The Infinite Lake

@Kunal Gupta – I can give you an "easy" explanation of the problem, if not of the solution I posted. Let $E_n$ be the expected number of moves to reach the left-most lilypad, given that the frog starts $n$ lilypads to the right. Of course $E_0 = 0$ . By conditioning on the outcome of the first jump, we have that $E_n \; = \; \tfrac12(1 + E_{n-1}) + \tfrac12(1 + E_{n+1}) \; = \; 1 + \tfrac12(E_{n-1} + E_{n+1}) \hspace{2cm} n \ge 1$ Let us assume that $E_1$ is finite (this is the number we are asked to calculate). It is then clear by induction that $E_n$ is finite for all $n \ge 0$ (just use the recurrence relation to calculate $E_2$ , $E_3$ , and so on up).

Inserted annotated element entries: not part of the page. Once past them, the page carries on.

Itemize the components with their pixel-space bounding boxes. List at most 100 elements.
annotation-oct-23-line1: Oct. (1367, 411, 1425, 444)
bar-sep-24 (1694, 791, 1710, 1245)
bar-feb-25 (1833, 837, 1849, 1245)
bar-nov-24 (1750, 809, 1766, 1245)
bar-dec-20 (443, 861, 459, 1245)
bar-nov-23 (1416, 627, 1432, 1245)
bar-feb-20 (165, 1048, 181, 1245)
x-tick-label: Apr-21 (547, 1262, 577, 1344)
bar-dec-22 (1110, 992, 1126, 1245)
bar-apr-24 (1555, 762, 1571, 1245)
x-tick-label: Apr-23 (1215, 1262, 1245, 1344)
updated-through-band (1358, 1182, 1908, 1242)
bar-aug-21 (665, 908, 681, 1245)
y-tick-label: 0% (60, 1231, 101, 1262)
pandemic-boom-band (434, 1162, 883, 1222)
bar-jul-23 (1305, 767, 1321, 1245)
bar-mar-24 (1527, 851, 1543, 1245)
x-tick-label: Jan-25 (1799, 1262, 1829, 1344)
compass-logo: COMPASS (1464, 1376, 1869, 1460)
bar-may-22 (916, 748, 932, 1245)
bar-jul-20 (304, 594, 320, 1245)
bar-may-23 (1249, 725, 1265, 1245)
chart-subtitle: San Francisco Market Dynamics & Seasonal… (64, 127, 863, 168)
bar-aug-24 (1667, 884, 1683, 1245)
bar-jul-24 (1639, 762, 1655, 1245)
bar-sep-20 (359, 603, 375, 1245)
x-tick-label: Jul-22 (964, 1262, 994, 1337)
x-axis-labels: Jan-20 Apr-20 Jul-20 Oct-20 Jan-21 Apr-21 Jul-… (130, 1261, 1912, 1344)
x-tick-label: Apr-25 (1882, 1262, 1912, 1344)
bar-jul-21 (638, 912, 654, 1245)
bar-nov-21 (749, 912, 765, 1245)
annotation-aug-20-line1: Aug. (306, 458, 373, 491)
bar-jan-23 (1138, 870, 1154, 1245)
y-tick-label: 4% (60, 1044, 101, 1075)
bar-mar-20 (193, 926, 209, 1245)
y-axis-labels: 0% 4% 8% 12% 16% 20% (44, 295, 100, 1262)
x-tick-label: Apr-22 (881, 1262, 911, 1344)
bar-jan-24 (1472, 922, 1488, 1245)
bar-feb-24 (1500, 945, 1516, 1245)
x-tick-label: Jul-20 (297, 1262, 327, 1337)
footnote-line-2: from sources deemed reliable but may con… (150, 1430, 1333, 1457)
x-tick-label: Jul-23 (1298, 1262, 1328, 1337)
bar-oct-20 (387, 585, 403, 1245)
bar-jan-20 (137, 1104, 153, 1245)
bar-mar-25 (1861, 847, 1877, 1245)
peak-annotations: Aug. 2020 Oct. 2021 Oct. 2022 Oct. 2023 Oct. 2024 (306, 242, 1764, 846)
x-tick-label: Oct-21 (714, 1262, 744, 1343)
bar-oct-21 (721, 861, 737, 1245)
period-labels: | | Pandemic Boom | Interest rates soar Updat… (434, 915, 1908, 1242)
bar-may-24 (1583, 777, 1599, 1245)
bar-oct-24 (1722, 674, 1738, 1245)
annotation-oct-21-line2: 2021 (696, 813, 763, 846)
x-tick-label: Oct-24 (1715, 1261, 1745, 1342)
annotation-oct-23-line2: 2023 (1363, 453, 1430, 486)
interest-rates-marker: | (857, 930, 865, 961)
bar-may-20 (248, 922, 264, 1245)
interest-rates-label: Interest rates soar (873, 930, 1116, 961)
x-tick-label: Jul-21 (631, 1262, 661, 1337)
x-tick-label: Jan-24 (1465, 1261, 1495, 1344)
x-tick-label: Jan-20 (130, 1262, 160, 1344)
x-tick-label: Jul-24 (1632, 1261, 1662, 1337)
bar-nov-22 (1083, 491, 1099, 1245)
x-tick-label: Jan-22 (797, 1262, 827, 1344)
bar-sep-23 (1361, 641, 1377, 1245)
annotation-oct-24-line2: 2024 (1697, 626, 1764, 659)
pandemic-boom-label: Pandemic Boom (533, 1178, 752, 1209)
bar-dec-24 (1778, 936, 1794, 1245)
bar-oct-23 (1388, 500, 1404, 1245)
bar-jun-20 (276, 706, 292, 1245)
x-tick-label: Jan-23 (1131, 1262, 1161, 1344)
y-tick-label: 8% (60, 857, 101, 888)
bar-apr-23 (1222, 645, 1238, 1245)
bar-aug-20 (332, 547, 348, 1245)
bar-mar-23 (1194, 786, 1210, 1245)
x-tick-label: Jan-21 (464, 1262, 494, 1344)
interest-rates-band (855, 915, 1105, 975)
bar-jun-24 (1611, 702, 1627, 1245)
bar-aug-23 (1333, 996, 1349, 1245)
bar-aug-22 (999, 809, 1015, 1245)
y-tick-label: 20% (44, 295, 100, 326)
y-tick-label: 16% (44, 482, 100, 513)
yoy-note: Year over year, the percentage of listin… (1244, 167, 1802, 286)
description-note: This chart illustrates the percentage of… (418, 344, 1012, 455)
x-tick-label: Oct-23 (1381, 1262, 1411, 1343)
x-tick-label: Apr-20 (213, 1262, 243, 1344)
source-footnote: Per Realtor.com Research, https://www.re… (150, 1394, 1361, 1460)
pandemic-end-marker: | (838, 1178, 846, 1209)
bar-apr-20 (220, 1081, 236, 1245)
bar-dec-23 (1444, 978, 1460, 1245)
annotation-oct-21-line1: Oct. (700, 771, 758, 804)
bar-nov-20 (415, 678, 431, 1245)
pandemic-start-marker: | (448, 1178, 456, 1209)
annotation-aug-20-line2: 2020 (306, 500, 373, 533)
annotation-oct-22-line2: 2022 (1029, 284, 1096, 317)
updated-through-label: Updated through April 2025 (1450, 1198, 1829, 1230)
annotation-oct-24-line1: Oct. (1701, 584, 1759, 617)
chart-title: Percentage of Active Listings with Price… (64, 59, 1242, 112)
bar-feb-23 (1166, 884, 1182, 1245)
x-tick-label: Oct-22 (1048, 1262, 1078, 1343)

If we solve the recurrence relation, we must have $E_n \; = \; A + Bn - n^2$ for some constants $A,B$ . Since $E_0 = 0$ , we deduce that $A=0$ , and hence $E_n = Bn - n^2$ . Even though we do not know what $B$ is, it is clear that that formula must have $E_n$ negative for large enough $n$ , which is not possible.

Thus we deduce that $E_1$ is infinite.